As enthralled as I am with the new baby, and want to post pictures of her every day, I must stop for a minute and tell you how enthralled I am with my Mother's Day gift. "At Blackwater Pond" - a CD of Mary Oliver reading her own poems. What a treat. I feast on it almost every day. MMMM, delicious. No calories, but loaded with nourishment for my heart and soul.
I loaded it onto my ipod and listen to it in bed at night, when I am relaxing out on the front porch with my afternoon cup of tea, sitting in my writing nook with my morning coffee, and in the car whilst sitting at the water's edge with a café mocha from Tim's.
Hearing Mary read her poems puts a whole new light on some of my old favourites.
Let me share a "sweet smackeral" with you just to give you a "taste" of what I have been feasting on. First some excepts from Performance Notes – an essay by Mary Oliver on the liner notes of the CD.
"Poetry is Prayer, it is passion and story and music, it is beauty, comfort, it is agitation, declaration, it is thanksgiving. Some poems are radiant and oracular, some are quiet and full of tenderness, like a letter written to a friend. Often poetry is the gate to a new life. Or, sometimes, the restoration of an old world gone. It brings new thoughts or the welcome remembrance of old ones. It offers simple pleasure, complicated joy, and even, at times, healing. Poetry does not work for everyone, but works for the many who open themselves to it. As the world changes from the long winter into spring, and everything takes on a freshness, and a spiritual meaning, just so poetry can quicken, enliven the interior world of the listener.
Much of the work of the poet is a mystery, but the last labor is clear; it is the deliverance of the poem. Often this happens through a manuscript or a book, but it can occur in a vocal way also. Has everyone at some time looked up the original meaning of performance? It means, says Webster, "to finish, to complete." The poem is meant to be given away, best of all by the spoken presentation of it; then the work is complete. Which makes performance sound, does it not, like part o the life-work of the poem, which I think it is. As if the poem itself had an independent life, or the endless possibility of its own life, in minds other than the poet's, which I think it has.

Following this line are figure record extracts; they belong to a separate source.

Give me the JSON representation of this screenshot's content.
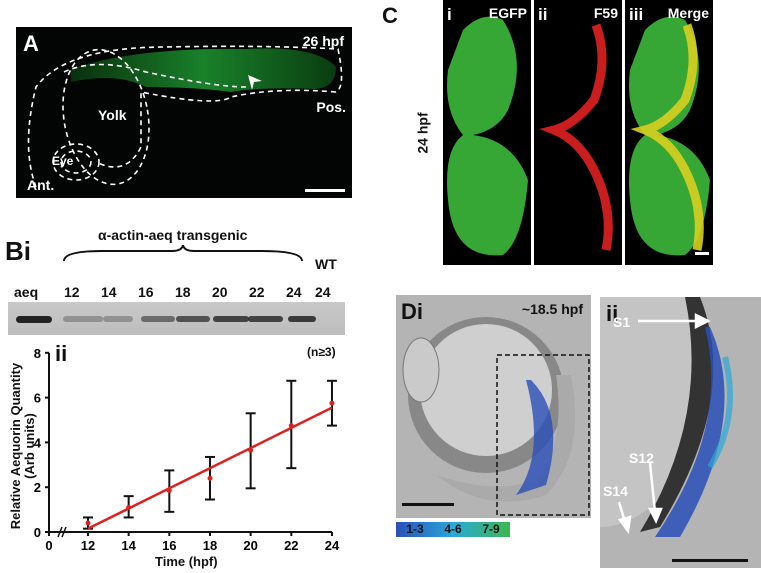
{
  "panel_a": {
    "label": "A",
    "stage": "26 hpf",
    "yolk": "Yolk",
    "eye": "Eye",
    "anterior": "Ant.",
    "posterior": "Pos."
  },
  "panel_b": {
    "label": "Bi",
    "group_label": "α-actin-aeq transgenic",
    "control_lane": "aeq",
    "wt_label": "WT",
    "lanes": [
      "12",
      "14",
      "16",
      "18",
      "20",
      "22",
      "24"
    ],
    "wt_lane": "24",
    "sub_label": "ii",
    "n_note": "(n≥3)"
  },
  "panel_c": {
    "label": "C",
    "stage": "24 hpf",
    "sub": [
      {
        "num": "i",
        "name": "EGFP"
      },
      {
        "num": "ii",
        "name": "F59"
      },
      {
        "num": "iii",
        "name": "Merge"
      }
    ]
  },
  "panel_d": {
    "label": "Di",
    "stage": "~18.5 hpf",
    "sub_label": "ii",
    "somites": [
      "S1",
      "S12",
      "S14"
    ],
    "legend": [
      "1-3",
      "4-6",
      "7-9"
    ],
    "legend_colors": [
      "#2a4fb8",
      "#2aa8d8",
      "#3cb850"
    ]
  },
  "chart_data": {
    "type": "line",
    "title": "",
    "xlabel": "Time (hpf)",
    "ylabel": "Relative Aequorin Quantity (Arb units)",
    "x_ticks": [
      "0",
      "12",
      "14",
      "16",
      "18",
      "20",
      "22",
      "24"
    ],
    "y_ticks": [
      "0",
      "2",
      "4",
      "6",
      "8"
    ],
    "ylim": [
      0,
      8
    ],
    "x_axis_break": true,
    "series": [
      {
        "name": "aequorin",
        "x": [
          12,
          14,
          16,
          18,
          20,
          22,
          24
        ],
        "y": [
          0.4,
          1.1,
          1.85,
          2.4,
          3.65,
          4.75,
          5.75
        ],
        "err_low": [
          0.15,
          0.65,
          0.9,
          1.45,
          1.95,
          2.85,
          4.75
        ],
        "err_high": [
          0.65,
          1.6,
          2.75,
          3.35,
          5.3,
          6.75,
          6.75
        ],
        "color": "#e02020"
      }
    ],
    "fit_line": {
      "x": [
        12,
        24
      ],
      "y": [
        0.15,
        5.55
      ],
      "color": "#e02020"
    }
  }
}
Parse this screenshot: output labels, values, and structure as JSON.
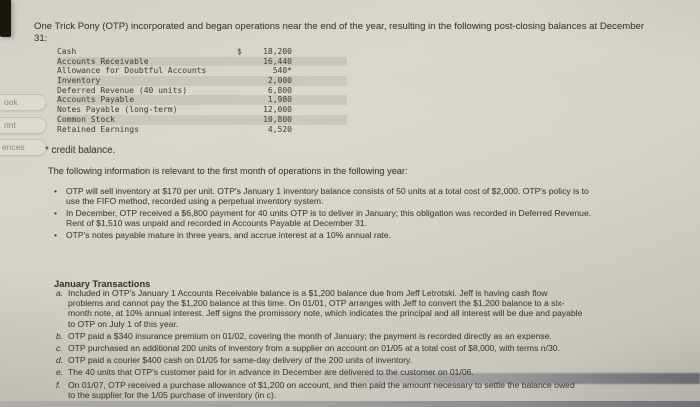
{
  "sidebar": {
    "items": [
      {
        "label": "ook"
      },
      {
        "label": "rint"
      },
      {
        "label": "ences"
      }
    ]
  },
  "problem": {
    "intro": "One Trick Pony (OTP) incorporated and began operations near the end of the year, resulting in the following post-closing balances at December 31:",
    "balances": {
      "currency_symbol": "$",
      "rows": [
        {
          "account": "Cash",
          "amount": "18,200"
        },
        {
          "account": "Accounts Receivable",
          "amount": "16,440"
        },
        {
          "account": "Allowance for Doubtful Accounts",
          "amount": "540*"
        },
        {
          "account": "Inventory",
          "amount": "2,000"
        },
        {
          "account": "Deferred Revenue (40 units)",
          "amount": "6,800"
        },
        {
          "account": "Accounts Payable",
          "amount": "1,980"
        },
        {
          "account": "Notes Payable (long-term)",
          "amount": "12,000"
        },
        {
          "account": "Common Stock",
          "amount": "10,800"
        },
        {
          "account": "Retained Earnings",
          "amount": "4,520"
        }
      ],
      "footnote": "* credit balance."
    },
    "lead": "The following information is relevant to the first month of operations in the following year:",
    "bullet_char": "•",
    "bullets": [
      {
        "text": "OTP will sell inventory at $170 per unit. OTP's January 1 inventory balance consists of 50 units at a total cost of $2,000. OTP's policy is to use the FIFO method, recorded using a perpetual inventory system."
      },
      {
        "text": "In December, OTP received a $6,800 payment for 40 units OTP is to deliver in January; this obligation was recorded in Deferred Revenue. Rent of $1,510 was unpaid and recorded in Accounts Payable at December 31."
      },
      {
        "text": "OTP's notes payable mature in three years, and accrue interest at a 10% annual rate."
      }
    ],
    "transactions": {
      "heading": "January Transactions",
      "items": [
        {
          "letter": "a.",
          "text": "Included in OTP's January 1 Accounts Receivable balance is a $1,200 balance due from Jeff Letrotski. Jeff is having cash flow problems and cannot pay the $1,200 balance at this time. On 01/01, OTP arranges with Jeff to convert the $1,200 balance to a six-month note, at 10% annual interest. Jeff signs the promissory note, which indicates the principal and all interest will be due and payable to OTP on July 1 of this year."
        },
        {
          "letter": "b.",
          "text": "OTP paid a $340 insurance premium on 01/02, covering the month of January; the payment is recorded directly as an expense."
        },
        {
          "letter": "c.",
          "text": "OTP purchased an additional 200 units of inventory from a supplier on account on 01/05 at a total cost of $8,000, with terms n/30."
        },
        {
          "letter": "d.",
          "text": "OTP paid a courier $400 cash on 01/05 for same-day delivery of the 200 units of inventory."
        },
        {
          "letter": "e.",
          "text": "The 40 units that OTP's customer paid for in advance in December are delivered to the customer on 01/06."
        },
        {
          "letter": "f.",
          "text": "On 01/07, OTP received a purchase allowance of $1,200 on account, and then paid the amount necessary to settle the balance owed to the supplier for the 1/05 purchase of inventory (in c)."
        }
      ]
    }
  }
}
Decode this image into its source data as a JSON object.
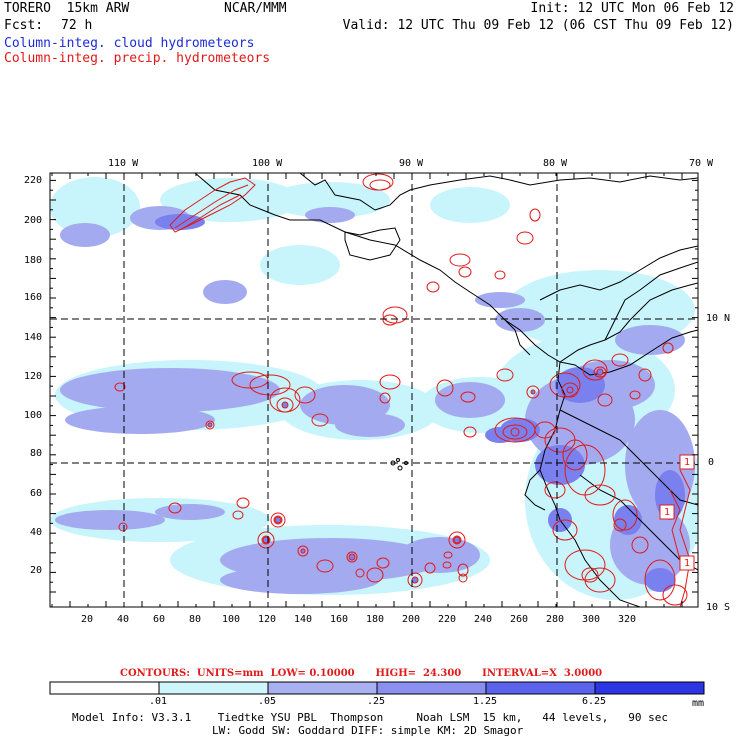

…Poetry is neither purely music nor purely speech, but contains parts of each…:
You will have to buy the CD to get the full impact of the "music" of these poems, but let me share a couple of "notes" with you.
At Blackwater Pond
At Blackwater Pond the tossed waters have settled
after a night of rain.
I dip my cupped hand. I drink
a long time. It tastes
like stone, leaves, fire. It falls cold
into my body, waking the bones. I hear them
deep inside me, whispering
oh what is that beautiful thing
that just happened?
This next poem is an old favourite but when I listened to it for the first time the other day I thought of all my blogging buddies who are birders, and listen for those "fragile bells" every day.
Some goldfinches were having a melodious argument at the edge of a puddle. The birds wanted to bathe, or perhaps just dip their heads and look at themselves, and they were having trouble with who should be first, and so on. So they discussed it while I stood in the distance, listening. Perhaps in Tibet, in the old holy places, they also have such fragile bells. Or are these birds really just that, bells come to us – come to this road in America – let us bow our heads and remember how we used to do it, say a prayer.
Meanwhile the birds bathe and splash and have a good time. Then they fly off, their dark wings opening from their bright yellow bodies; their tiny feet, all washed, clasping the air.
OK, just one more, and then I must stop and step into the rest of my day.
You do not have to be good.
You do not have to walk on your knees
for a hundred miles through the desert, repenting.
You only have to let the soft animal of your body
love what it loves.
Tell me about despair, yours, and I will tell you mine.
Meanwhile the world goes on.
Meanwhile the sun and the clear pebbles of the rain
are moving across the landscapes,
over the prairies and the deep trees,
the mountains and the rivers.
Meanwhile the wild geese, high in the clean blue air,
are heading home again.
Whoever you are, no matter how lonely,
the world offers itself to your imagination,
calls to you like the wild geese, harsh and exciting –
over and over announcing your place
in the family of things.
Well, maybe one more, and then that is it! I think.
In every heart there is a coward and a procrastinator.
In every heart there is a god of flowers, just waiting
to come out of its cloud and lift its wings.
The kookaburras, kingfishers, pressed against the edge of
their cage, they asked me to open the door.
Years later I wake in the night and remember how I said to them,
no, and walked away.
They had the brown eyes of soft-hearted dogs.
They didn't want to do anything so extraordinary, only to fly
home to their river.
By now I suppose the great darkness has covered them.
As for myself, I am not yet a god of even the palest flowers.
Nothing else has changed either.
Someone tosses their white bones to the dung-heap.
The sun shines on the latch of their cage.
I lie in the dark, my heart pounding.
I really must stop now. Hope you enjoyed this taste of my new CD. If you are a Mary Oliver fan this CD is a must have.